Nick Tandy brought the #93 Porsche into the pits during hour 9, and the American entered 911 was wheeled back into the garage. We didn’t see it again until gone midnight, with Tandy saying that electrical issues had struck the car. The team also confirmed the retirement of the sister #94 Porsche, ending the race for Romain Dumas, Timo Bernhard and Sven Muller.
#LeMans24 Unfortunately the damage at the connection of chassis and suspension of #911RSR No 94 can’t be repaired. „We don’t want to take the risk for our drivers with a car that is not 100% safe“, says @FrankWalliser pic.twitter.com/bJxqIzEIzC
— Porsche Motorsport (@PorscheRaces) June 16, 2018
Another car that found its way into the garage was the #81 BMW M8 GTE which had been running brilliantly. Reports differed as to the actual damage, but the brakes received some extensive work, and just before 1 am local time, the #81 rejoined in the hands of Philipp Eng (leaving a trail of some sort of fluid in its wake.) Though it wasn’t long before the BMW was back in the pitlane as they were handed a drive-through penalty for fuelling the car while it was still up on the dolly jacks.

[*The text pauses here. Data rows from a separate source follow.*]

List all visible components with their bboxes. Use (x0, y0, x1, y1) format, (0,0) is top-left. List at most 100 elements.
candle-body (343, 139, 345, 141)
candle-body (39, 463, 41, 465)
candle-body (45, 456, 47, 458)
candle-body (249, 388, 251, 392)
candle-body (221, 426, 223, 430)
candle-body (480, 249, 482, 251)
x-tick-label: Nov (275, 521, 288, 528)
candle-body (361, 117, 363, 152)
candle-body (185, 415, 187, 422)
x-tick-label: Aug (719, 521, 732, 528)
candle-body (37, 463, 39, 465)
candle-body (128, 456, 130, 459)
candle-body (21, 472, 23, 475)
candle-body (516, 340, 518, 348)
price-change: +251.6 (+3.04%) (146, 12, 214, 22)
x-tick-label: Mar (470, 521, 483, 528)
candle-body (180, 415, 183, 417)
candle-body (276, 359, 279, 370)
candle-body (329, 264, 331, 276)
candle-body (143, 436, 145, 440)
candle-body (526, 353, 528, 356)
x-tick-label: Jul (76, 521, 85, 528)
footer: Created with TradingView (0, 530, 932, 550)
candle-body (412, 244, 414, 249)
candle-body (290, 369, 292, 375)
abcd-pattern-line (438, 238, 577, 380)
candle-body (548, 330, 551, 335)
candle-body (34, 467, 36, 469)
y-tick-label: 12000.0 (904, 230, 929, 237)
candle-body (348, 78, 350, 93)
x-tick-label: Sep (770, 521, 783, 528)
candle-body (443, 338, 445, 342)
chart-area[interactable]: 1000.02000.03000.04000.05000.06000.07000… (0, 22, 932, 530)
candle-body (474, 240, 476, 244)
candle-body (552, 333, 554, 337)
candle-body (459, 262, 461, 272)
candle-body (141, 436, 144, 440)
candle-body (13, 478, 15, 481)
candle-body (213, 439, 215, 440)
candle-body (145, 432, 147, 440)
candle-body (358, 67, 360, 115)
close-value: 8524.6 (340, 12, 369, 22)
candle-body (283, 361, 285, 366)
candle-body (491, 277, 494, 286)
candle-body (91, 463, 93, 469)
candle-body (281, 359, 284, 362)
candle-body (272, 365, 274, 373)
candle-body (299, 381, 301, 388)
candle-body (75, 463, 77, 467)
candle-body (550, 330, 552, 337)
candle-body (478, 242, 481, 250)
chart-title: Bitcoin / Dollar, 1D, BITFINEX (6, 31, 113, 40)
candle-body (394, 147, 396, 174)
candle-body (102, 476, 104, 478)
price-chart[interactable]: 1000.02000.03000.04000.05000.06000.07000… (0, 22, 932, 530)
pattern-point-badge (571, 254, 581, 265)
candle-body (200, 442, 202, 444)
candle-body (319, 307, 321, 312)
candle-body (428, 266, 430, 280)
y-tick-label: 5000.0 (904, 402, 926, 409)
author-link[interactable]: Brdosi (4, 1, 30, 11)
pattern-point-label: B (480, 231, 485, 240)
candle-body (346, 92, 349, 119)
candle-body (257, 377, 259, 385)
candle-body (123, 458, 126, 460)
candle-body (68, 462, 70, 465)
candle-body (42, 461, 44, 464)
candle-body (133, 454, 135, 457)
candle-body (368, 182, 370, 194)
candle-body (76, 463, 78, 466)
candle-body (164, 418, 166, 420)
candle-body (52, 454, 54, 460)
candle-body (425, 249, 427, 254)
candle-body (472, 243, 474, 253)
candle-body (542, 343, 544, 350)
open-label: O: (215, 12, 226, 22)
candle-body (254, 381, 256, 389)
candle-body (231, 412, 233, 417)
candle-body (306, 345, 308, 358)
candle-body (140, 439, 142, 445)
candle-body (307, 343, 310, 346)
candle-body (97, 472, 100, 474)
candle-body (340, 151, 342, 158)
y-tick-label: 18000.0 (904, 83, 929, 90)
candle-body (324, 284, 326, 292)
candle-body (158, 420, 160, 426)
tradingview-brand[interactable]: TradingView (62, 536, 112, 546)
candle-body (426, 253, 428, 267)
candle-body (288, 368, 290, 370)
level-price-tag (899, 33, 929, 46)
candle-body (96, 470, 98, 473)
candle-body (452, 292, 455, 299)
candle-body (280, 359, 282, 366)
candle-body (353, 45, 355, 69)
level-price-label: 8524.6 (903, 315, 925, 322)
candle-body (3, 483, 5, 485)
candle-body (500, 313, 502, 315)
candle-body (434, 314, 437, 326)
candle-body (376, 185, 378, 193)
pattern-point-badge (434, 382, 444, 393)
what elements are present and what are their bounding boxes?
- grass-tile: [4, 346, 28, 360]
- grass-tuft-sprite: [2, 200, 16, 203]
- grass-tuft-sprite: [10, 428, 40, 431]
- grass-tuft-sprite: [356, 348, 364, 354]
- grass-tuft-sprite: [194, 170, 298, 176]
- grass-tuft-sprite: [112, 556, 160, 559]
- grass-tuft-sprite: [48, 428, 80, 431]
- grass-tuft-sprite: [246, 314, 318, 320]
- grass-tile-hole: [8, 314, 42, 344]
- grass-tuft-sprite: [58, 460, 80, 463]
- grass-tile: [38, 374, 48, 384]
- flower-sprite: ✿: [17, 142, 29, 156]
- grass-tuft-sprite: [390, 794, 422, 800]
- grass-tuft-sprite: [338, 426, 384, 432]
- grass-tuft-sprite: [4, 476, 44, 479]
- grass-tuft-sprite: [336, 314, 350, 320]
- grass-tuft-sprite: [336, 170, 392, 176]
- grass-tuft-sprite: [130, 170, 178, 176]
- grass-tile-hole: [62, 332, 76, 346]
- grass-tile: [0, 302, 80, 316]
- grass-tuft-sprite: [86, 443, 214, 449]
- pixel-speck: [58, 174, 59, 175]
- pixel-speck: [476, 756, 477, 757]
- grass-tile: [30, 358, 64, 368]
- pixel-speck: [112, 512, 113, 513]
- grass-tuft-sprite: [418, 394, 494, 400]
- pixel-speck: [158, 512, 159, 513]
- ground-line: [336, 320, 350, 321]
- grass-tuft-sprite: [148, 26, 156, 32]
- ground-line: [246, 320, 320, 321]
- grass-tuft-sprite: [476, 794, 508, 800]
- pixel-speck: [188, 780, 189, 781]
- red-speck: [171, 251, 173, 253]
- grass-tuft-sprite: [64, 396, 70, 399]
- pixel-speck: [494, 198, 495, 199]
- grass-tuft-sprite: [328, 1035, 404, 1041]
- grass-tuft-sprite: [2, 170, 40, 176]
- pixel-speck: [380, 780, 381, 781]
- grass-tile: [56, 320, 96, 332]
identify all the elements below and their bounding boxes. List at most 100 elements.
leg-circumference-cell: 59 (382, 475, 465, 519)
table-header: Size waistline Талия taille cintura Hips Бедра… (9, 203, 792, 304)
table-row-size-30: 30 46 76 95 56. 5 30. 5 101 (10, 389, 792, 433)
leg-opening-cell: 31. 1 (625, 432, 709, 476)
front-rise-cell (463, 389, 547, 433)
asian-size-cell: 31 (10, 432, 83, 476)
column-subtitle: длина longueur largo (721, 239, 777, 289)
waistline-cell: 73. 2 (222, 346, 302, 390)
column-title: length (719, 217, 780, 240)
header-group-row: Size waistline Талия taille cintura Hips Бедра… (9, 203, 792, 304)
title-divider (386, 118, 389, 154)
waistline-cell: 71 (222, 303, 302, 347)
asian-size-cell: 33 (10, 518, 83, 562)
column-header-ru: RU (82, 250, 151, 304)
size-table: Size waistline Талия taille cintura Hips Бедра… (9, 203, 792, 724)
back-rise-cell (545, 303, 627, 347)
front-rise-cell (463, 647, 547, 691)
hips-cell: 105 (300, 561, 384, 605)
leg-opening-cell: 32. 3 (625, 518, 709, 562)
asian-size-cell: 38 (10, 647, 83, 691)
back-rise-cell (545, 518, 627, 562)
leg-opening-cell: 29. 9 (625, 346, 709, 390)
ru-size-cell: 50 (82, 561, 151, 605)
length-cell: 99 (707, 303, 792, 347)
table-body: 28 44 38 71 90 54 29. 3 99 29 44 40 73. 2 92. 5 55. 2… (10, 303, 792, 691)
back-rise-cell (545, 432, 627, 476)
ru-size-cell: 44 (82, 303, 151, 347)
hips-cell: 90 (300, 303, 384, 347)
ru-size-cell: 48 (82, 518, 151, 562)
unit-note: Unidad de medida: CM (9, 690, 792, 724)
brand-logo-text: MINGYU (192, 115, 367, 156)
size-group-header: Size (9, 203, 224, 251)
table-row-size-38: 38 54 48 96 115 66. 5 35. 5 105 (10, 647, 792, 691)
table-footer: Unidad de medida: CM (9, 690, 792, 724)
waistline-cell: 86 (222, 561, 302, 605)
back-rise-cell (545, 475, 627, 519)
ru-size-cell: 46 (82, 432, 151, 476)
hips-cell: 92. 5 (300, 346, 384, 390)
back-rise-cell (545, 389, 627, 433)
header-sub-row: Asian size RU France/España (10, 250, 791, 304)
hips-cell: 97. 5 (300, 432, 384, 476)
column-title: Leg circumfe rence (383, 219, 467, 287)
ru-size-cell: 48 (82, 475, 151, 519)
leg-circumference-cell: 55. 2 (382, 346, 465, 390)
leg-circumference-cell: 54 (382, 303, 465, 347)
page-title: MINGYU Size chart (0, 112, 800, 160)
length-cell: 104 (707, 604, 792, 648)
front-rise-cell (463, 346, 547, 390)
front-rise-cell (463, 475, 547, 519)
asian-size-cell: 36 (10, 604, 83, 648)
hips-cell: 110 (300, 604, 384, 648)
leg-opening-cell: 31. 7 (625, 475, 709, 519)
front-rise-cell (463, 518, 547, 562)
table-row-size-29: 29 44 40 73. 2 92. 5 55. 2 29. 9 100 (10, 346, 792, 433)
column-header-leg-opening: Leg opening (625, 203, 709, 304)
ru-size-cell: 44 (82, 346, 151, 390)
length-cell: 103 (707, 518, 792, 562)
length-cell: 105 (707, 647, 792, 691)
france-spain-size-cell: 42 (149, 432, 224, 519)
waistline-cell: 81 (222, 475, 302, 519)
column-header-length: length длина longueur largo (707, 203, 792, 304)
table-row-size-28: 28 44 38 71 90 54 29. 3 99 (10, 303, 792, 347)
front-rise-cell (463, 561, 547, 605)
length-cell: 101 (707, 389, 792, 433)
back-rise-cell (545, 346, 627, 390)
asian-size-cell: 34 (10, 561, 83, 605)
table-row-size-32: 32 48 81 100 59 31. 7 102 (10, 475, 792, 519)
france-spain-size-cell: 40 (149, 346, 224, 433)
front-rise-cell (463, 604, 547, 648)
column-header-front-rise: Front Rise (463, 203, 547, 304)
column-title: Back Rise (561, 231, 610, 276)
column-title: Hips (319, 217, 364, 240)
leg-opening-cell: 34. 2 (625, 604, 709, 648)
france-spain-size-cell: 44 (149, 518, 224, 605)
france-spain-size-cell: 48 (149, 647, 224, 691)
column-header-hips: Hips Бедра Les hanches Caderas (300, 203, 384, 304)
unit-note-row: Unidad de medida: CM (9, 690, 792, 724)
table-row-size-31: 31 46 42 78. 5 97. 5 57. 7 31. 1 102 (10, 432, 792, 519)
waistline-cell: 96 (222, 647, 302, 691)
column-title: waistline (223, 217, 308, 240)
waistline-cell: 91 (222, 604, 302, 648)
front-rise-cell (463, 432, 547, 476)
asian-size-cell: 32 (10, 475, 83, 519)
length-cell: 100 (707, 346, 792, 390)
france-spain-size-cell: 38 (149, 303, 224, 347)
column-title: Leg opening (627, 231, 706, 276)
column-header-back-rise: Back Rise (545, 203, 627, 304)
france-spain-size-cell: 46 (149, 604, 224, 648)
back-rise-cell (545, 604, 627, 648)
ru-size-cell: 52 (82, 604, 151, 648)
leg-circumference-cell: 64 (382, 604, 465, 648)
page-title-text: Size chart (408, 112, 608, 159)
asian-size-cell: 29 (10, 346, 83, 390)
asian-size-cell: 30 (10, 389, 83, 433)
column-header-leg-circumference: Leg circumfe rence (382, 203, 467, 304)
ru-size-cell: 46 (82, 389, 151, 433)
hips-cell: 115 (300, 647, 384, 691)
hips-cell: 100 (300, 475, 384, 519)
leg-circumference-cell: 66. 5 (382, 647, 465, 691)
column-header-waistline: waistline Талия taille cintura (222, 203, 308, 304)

Other than the #68 in third place, we’ve not really seen much from the Fords, they’ve sort of spread themselves out amongst the field. Though during the nighttime hours, the #67 crew stuck Harry Tincknell in the car and he started on a charge. At the end of hour 9, the #67 was down 8th in class, and about an hour and a half later, they’d passed their teammates in the #69 and got themselves up into 5th.
It’s also worth noting that having started behind a couple of GTE Am entries, the #95 Aston Martin Vantage has made its way up to 9th in class, and is ahead of all of the GTE Am entries.
If you’ve only been looking at our hourly Twitter updates, you’d be forgiven for thinking that it’s been the #77 Dempsey-Proton Racing Porsche at the top for the last four hours. While it is true that the team have spent a large amount of time at the front, they’ve shared that duty with both the JMW Motorsport and Keating Motorsport Ferraris.
A bizarre incident brought the #90 TF Sport into the pits – they had a car without a bonnet!